ほら 今も空が俺達を睨みつけてる。嘲笑っている。
「射殺せ 神槍」
鮮血が飛び跳ねる。
幾度と無く殺した虚の重みが 手を伝わってきた。
耳障りな悲鳴
喉を潰してやりたくなる。
「早う 地獄に墜ちィな。」
ゾッとするような低い声に 虚の悲鳴が一瞬だけ途切れた。
こびり付く音
こびり付く匂い
こびり付く 血。
全てが重い。早く 洗い流したい。脱ぎ捨てたい。それしか 頭に残るものはなかった。
「おかえりなさい。」
羽織についた血を洗い流していた時に 唐突に背中から声が聞こえた。
気付いていたと言えば嘘になるが 気付いていなかったと言っても嘘になる。
「ただいま。

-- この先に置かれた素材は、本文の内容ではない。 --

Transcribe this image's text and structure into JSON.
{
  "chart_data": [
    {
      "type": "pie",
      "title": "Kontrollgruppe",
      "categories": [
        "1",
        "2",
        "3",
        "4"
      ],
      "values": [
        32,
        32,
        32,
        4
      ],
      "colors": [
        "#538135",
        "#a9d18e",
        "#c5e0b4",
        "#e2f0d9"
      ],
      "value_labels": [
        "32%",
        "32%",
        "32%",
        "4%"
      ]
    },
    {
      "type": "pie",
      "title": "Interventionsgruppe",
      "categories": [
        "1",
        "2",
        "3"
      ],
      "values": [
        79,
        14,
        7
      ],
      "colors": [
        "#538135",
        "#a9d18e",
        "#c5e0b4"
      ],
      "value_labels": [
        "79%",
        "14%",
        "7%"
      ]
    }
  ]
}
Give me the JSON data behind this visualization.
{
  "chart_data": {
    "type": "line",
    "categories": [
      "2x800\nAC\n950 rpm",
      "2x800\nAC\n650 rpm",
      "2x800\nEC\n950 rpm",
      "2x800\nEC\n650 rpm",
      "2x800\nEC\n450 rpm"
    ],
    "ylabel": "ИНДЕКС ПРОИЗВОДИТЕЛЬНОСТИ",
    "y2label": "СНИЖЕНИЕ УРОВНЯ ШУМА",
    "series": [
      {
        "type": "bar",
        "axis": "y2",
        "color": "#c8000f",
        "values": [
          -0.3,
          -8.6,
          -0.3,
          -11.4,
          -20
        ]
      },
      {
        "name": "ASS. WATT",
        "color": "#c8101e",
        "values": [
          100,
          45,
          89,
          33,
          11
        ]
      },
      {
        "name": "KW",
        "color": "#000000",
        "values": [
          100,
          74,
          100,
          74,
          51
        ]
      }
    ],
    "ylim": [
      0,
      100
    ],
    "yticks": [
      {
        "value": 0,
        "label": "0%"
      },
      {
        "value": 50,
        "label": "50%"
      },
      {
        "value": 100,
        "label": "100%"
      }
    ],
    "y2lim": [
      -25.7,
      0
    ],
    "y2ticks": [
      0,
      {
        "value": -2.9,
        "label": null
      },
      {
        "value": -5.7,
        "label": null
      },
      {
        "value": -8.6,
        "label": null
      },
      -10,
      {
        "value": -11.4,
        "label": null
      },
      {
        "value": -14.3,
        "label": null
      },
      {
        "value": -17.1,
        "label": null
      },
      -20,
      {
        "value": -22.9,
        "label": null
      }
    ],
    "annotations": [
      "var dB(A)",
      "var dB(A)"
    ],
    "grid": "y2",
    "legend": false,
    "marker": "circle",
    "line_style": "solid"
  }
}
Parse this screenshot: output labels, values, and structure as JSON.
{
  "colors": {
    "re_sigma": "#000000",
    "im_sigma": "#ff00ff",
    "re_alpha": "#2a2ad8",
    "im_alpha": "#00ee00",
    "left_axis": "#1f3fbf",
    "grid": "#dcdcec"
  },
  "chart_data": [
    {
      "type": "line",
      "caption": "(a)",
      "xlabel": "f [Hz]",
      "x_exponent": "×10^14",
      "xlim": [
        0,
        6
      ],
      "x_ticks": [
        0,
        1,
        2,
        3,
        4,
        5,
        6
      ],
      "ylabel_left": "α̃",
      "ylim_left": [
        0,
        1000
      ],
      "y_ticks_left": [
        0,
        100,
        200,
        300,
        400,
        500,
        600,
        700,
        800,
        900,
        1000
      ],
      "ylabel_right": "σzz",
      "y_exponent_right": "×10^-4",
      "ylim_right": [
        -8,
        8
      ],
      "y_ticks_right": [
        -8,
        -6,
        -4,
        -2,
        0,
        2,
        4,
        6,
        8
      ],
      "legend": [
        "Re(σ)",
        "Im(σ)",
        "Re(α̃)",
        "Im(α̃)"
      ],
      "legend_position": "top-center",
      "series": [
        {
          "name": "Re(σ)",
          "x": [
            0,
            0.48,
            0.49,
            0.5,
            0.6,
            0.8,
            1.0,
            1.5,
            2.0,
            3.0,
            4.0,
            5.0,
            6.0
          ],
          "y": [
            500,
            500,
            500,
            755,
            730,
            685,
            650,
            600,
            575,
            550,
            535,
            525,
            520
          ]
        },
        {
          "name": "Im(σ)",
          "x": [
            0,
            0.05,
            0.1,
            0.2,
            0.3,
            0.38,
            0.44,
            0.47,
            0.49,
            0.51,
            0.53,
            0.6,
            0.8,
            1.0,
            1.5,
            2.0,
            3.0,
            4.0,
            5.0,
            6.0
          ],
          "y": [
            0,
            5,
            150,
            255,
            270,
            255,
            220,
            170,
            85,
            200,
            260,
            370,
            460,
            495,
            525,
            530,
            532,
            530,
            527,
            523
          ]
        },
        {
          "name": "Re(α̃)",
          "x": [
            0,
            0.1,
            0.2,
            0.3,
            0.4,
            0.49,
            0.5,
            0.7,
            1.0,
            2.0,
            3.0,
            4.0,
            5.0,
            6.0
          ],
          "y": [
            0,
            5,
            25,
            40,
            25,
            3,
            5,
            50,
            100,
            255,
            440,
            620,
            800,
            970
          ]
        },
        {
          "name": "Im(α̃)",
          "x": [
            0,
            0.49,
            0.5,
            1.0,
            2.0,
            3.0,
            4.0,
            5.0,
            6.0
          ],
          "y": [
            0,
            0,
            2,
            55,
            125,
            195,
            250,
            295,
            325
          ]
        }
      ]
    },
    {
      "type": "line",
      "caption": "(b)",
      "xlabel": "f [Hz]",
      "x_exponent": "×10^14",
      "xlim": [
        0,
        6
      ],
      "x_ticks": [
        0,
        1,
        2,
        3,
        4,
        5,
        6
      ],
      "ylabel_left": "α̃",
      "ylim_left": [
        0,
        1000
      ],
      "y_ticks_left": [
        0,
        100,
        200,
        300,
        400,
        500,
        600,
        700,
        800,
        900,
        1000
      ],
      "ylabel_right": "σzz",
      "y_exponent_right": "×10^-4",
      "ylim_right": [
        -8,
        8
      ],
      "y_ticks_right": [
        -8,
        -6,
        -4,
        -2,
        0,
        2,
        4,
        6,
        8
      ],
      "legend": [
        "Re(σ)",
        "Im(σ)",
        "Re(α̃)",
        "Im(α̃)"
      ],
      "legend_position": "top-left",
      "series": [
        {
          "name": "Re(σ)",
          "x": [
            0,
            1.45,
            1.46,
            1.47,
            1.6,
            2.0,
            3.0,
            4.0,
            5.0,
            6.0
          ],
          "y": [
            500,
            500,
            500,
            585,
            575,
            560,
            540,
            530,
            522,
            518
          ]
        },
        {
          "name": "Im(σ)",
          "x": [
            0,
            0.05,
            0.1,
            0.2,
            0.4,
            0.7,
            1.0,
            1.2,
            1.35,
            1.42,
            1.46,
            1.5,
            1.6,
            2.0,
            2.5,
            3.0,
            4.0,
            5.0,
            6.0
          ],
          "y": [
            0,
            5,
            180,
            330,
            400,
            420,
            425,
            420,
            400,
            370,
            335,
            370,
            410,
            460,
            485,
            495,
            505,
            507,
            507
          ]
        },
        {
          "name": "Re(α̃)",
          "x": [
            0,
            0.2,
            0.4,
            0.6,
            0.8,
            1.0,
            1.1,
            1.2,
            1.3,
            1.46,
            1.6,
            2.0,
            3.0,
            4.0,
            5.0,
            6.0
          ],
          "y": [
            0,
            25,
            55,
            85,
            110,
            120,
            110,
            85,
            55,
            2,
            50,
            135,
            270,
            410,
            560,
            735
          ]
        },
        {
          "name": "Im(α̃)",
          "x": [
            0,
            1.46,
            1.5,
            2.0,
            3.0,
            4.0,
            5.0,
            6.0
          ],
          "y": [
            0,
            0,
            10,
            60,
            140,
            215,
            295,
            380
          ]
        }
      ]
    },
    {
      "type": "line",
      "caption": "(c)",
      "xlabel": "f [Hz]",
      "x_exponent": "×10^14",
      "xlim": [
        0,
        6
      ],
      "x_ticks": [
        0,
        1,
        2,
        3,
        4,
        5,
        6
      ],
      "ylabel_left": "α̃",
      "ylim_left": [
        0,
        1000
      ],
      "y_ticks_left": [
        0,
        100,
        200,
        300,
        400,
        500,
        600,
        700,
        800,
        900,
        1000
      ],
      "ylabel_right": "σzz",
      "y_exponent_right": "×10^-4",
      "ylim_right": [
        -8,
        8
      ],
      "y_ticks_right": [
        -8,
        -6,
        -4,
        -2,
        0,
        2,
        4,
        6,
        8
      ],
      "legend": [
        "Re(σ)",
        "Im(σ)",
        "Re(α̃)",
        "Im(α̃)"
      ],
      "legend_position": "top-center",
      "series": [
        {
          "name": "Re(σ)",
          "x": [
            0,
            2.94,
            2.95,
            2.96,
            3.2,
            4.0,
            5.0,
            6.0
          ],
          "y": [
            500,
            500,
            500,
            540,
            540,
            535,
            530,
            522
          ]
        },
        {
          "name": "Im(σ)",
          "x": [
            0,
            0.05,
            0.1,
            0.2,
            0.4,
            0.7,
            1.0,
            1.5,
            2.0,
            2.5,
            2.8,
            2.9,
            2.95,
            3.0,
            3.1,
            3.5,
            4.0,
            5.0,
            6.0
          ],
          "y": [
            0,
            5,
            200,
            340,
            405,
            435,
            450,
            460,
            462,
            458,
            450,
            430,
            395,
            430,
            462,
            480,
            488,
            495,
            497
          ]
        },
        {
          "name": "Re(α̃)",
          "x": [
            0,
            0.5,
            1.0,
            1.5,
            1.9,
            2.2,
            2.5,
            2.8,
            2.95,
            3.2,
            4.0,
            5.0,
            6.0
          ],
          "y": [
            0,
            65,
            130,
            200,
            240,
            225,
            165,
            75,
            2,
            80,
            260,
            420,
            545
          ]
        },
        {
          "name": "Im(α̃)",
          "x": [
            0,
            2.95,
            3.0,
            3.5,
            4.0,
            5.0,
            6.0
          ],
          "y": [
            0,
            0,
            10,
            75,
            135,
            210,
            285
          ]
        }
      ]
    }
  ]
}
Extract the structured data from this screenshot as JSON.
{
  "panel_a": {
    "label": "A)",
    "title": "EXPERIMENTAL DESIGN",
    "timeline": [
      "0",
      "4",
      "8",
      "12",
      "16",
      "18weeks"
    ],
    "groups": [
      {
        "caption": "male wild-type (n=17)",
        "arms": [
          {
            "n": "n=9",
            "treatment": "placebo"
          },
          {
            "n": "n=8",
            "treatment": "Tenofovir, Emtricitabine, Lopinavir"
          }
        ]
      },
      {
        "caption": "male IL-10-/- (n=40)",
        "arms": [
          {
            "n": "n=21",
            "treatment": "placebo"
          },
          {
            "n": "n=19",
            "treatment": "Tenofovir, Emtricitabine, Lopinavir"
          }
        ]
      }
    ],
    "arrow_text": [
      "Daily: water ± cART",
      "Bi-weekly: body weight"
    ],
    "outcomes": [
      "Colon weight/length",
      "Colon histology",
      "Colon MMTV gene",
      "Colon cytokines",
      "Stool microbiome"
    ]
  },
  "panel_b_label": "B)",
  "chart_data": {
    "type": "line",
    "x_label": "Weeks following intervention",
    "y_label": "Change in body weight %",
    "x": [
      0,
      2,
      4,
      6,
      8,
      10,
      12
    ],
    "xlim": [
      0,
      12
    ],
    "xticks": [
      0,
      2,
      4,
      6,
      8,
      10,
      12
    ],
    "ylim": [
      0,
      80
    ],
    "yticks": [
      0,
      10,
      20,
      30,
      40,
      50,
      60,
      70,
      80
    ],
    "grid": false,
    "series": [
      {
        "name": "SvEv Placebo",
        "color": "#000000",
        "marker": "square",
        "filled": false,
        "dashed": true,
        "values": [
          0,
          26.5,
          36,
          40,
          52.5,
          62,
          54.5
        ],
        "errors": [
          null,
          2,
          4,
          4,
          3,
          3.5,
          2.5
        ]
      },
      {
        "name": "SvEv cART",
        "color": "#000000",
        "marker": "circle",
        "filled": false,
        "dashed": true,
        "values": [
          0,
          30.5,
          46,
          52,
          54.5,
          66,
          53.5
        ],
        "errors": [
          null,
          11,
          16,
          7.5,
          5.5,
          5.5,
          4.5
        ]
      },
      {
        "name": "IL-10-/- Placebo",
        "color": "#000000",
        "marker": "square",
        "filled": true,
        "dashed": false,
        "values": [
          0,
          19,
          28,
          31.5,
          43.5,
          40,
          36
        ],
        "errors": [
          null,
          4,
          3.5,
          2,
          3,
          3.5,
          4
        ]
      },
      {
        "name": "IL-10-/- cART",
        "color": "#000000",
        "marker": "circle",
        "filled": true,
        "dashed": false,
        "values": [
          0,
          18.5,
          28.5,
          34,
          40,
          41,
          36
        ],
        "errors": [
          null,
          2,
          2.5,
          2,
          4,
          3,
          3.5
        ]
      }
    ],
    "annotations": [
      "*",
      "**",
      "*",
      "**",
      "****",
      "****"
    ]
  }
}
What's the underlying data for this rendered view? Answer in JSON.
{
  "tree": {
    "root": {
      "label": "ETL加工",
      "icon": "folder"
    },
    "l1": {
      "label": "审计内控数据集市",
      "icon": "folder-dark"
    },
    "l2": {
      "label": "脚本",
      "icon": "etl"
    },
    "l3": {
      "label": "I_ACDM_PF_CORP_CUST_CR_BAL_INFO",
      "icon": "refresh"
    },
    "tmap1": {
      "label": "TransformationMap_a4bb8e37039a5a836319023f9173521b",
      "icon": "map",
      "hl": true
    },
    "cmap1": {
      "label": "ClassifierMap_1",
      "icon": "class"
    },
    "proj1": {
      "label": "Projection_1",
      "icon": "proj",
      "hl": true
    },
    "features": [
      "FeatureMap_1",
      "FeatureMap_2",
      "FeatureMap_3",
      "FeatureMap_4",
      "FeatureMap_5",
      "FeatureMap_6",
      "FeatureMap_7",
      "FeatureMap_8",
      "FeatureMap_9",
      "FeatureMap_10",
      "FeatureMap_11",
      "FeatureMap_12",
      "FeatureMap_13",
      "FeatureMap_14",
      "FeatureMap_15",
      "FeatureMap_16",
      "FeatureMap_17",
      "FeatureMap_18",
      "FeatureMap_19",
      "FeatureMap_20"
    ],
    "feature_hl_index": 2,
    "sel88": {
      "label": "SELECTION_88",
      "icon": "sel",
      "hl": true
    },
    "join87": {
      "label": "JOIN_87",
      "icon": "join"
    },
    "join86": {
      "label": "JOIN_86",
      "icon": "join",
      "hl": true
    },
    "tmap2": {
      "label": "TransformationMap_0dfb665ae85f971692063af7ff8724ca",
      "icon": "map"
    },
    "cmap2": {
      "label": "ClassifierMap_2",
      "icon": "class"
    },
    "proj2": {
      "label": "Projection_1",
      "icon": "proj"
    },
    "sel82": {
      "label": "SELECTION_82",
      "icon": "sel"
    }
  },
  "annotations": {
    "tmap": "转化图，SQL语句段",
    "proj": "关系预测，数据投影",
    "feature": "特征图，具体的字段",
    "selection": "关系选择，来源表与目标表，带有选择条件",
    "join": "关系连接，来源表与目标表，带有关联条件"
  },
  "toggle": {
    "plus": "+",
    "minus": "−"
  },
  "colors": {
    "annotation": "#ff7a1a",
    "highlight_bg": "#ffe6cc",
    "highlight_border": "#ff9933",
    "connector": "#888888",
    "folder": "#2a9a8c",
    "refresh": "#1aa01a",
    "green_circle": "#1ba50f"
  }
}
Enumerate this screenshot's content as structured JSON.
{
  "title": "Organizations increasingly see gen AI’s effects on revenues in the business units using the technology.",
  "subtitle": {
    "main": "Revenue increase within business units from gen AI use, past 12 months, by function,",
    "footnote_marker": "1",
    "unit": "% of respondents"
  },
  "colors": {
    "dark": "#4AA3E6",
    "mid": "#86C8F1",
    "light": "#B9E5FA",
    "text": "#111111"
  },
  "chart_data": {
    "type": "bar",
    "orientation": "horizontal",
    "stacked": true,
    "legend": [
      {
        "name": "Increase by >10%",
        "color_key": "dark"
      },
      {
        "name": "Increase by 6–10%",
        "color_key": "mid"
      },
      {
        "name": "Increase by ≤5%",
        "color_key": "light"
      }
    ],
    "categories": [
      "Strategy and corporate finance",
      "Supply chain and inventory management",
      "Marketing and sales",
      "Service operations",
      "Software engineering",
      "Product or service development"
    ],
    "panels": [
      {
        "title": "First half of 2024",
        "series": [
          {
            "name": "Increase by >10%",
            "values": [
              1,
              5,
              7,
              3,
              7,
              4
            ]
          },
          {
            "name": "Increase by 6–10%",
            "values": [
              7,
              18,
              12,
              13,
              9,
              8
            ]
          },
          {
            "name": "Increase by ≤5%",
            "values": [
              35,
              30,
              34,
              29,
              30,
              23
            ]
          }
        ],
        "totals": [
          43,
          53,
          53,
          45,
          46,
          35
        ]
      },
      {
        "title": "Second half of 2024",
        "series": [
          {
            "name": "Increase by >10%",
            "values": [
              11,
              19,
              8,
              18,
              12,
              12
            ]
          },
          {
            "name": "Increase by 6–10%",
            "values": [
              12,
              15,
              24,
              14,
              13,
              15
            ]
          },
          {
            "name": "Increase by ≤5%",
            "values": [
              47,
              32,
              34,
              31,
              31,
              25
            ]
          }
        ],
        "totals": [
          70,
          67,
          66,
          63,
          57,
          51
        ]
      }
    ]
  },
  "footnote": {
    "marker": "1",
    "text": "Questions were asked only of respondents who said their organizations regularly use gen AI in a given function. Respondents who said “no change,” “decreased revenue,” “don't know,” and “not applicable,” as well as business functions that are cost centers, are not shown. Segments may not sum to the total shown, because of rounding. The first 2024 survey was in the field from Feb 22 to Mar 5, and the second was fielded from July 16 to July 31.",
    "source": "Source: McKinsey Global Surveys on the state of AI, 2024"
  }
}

」
血が とれない。
音が とれない。
匂いが とれない。
高まる苛つきが 手元を狂わせた。
ばちゃん と 溜めた水が音を立てて跳ねて 咄嗟に後ろに引いたにも関わらず髪先を濡らした。
「莫迦。」
下手なのよ。そう言って 彼女は羽織をすっと奪った。
「乱菊。」
血が溶けた水に 彼女の手が浸るのが許せなかった。
汚して良いのは 僕だけ
あんな奴の血で 汚したくない
「ほら とれた!」
止めようとする間もなく 白くなった羽織を目の前で広げられる。
意外な器用さだ。
凄いでしょう と 久々に見た彼女の子供っぽい微笑みが くすぐったくなる。
僕をこんな感情にさせるのは 本当に
君だけなんやよ。
こびり付いていた血が とれた。
「ギン?どうかした?」
柔らかいその声で
こびり付いていた音が とれた。
衝動的に肩を掴んで引き寄せる。
「ギン?ちょ 止めなさいよ…どうしたの 珍しい。」
止めなさいよ と言いながら抵抗しない彼女が愛おしかった。
優しい彼女自身の香りと シャンプーの花の香りが やっぱり
こびり付いていた匂いを とってくれた。
嗚呼 そうなんや。
此処で全て 洗い流せる
此処で全て 脱ぎ捨てられる。
居場所を見付けてはいけないのに
見付けて しまった。
居場所を壊す前に
早く 何処かへ行かないといけない。
此処を 壊したくはなかった。
そして僕はまた
さようならを言う勇気を持てずに
また
君から 離れてゆくのだろう。
もう追ってこないで
これ以上 愛おしくさせないで。